Ringfort (Cashel), Castletaylor, Co. Galway
Co. Galway |
Ringforts
A low drystone wall circles a field in County Galway, its original stonework now heaped with generations of field-clearance rubble, the kind of incremental deposit that happens when farmers move rocks out of the way and the nearest boundary is always just a few steps off.
What makes this particular enclosure more than a tidied field edge is the stile built into the south-western section of the wall, a deliberate opening that appears to have been placed to allow access to a children's burial ground inside.

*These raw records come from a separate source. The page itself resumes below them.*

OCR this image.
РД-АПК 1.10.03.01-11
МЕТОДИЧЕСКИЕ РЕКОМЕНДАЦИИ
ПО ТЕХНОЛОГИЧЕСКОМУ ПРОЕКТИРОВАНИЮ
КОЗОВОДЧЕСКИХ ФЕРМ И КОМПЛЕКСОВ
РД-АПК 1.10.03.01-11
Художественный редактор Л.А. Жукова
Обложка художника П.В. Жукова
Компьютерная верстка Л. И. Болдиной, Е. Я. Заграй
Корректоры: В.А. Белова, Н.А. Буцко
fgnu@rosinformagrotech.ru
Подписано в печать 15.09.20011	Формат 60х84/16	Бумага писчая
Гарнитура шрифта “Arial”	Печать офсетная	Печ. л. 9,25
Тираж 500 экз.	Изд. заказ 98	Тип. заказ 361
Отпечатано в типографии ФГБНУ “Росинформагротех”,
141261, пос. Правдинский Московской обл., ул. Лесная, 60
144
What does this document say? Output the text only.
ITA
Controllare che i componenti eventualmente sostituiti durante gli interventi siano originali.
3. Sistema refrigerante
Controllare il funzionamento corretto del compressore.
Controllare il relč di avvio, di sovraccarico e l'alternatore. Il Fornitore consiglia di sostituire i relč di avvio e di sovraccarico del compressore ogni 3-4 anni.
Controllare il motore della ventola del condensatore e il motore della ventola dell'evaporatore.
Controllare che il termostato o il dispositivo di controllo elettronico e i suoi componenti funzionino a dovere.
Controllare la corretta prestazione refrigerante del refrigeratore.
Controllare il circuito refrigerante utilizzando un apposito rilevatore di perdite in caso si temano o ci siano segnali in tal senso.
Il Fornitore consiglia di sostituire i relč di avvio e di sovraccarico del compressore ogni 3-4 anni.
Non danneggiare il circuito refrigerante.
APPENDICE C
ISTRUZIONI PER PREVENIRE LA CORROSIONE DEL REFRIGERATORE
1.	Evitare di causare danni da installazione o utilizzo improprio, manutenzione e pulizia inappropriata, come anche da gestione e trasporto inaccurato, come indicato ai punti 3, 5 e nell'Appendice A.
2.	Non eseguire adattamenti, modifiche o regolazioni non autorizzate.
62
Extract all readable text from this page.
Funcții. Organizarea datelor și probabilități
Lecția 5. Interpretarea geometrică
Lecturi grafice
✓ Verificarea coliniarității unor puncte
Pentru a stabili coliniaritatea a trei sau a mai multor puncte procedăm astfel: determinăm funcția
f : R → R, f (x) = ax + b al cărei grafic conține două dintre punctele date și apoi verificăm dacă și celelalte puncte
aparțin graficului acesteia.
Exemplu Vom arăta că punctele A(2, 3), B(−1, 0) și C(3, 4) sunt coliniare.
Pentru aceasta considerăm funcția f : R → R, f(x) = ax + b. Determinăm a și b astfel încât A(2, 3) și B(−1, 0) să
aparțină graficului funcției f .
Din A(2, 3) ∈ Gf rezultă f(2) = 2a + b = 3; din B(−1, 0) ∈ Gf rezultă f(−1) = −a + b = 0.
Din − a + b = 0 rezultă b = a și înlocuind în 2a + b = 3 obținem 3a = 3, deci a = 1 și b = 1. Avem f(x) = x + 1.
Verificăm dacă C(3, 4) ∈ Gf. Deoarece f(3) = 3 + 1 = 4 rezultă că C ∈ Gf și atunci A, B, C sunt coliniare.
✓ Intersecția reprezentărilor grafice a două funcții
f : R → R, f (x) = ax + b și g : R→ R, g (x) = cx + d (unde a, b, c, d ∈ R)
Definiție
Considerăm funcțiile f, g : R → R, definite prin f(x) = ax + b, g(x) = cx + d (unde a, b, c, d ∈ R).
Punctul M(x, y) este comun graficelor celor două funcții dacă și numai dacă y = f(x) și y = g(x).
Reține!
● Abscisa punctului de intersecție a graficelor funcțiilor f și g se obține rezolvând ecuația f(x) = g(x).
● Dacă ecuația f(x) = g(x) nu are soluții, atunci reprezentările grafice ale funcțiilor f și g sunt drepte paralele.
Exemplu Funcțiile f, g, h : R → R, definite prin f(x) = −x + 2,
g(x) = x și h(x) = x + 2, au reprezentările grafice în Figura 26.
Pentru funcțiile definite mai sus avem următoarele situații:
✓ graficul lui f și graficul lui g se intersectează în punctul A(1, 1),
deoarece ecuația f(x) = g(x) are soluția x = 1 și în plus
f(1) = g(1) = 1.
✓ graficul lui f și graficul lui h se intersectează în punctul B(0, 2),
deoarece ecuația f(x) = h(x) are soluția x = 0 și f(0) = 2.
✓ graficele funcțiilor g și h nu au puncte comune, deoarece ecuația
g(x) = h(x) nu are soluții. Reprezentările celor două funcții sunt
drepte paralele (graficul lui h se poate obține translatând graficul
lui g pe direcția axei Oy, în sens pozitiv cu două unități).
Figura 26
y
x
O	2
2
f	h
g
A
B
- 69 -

The structure is a cashel, the Irish term for a stone-walled ringfort, roughly circular in plan and measuring 32.7 metres in diameter. Cashels served as enclosed farmsteads during the early medieval period, their walls defining a protected domestic space rather than a military fortification. This one sits in rolling pastureland near Castletaylor and was recorded by McCaffrey in 1952. The presence of a cillin, as children's burial grounds of this type are known, within its interior adds a layer of later use that is far from unusual in the Irish landscape. From the early modern period onward, unbaptised infants were frequently buried in marginal or liminal places, including ancient enclosures, which were understood to sit outside the boundaries of consecrated ground. The stile in the wall, whether original or added later, suggests the interior continued to be used and visited long after the cashel itself had ceased to function as a settlement. Roughly 150 metres to the north-west, a second cashel occupies the same pastureland, making this a relatively dense concentration of early medieval activity in a corner of south Galway that does not always feature prominently in accounts of the region's archaeology.